Los dos potentes sismos de magnitud 7,2 y 7,5 provocaron el derrumbe de varios edificios en Caracas y devastaron el estado vecino de La Guaira, donde habitantes aún tratan de recuperar los cuerpos de sus seres queridos sepultados bajo los escombros.
De acuerdo con el último balance oficial difundido el domingo por las autoridades, los terremotos han provocado la muerte de al menos 3.342 personas, mientras que 16.740 resultaron heridas.
En el municipio de Catia La Mar, en La Guaira, un grupo de hombres trabajó con máquinas retroexcavadoras para abrir zanjas en una zona apartada de tierra seca en el cementerio local de La Esperanza.

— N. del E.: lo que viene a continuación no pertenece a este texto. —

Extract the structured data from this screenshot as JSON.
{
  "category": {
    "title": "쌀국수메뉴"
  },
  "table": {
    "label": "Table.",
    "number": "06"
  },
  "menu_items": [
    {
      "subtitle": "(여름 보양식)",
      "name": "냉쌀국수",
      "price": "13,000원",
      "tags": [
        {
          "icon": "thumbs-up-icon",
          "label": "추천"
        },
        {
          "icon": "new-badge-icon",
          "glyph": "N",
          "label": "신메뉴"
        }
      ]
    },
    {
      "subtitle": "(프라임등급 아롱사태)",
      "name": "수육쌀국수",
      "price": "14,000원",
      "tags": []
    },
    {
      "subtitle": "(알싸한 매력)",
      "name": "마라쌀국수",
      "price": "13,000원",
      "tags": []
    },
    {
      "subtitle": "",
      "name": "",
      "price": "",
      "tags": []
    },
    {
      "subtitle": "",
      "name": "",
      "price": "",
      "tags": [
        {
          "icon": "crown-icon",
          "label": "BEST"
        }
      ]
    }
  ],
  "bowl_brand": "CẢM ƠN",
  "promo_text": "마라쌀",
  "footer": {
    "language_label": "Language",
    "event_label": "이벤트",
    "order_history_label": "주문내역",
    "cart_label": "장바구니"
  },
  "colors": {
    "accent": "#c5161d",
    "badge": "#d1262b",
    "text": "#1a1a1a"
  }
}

Eli Zavala, residente de la localidad, dijo a AFP que al día siguiente de los sismo empezaron a hacer las tumbas “para que todas esas personas tuvieran sepulturas dignas”.
Los entierros “están numeralizados por parcelas y también por el código” definido para que los cuerpos no identificados sean localizados por sus familiares.
Las autoridades también tomaron fotografías de cada uno de estos cadáveres antes de ser sepultados.
Los rectángulos son delimitados con piedras blancas. En cada tumba hay un pequeño ramo de flores al pie de una austera cruz blanca, con una placa que lleva la inscripción “Identificación especial” y la fecha del fallecimiento, 24 de junio de 2026.
La magnitud del desastre ha superado la capacidad de las morgues y de los hospitales. Un depósito improvisado para almacenar los cuerpos fue habilitado esta semana en los silos del puerto de La Guaira.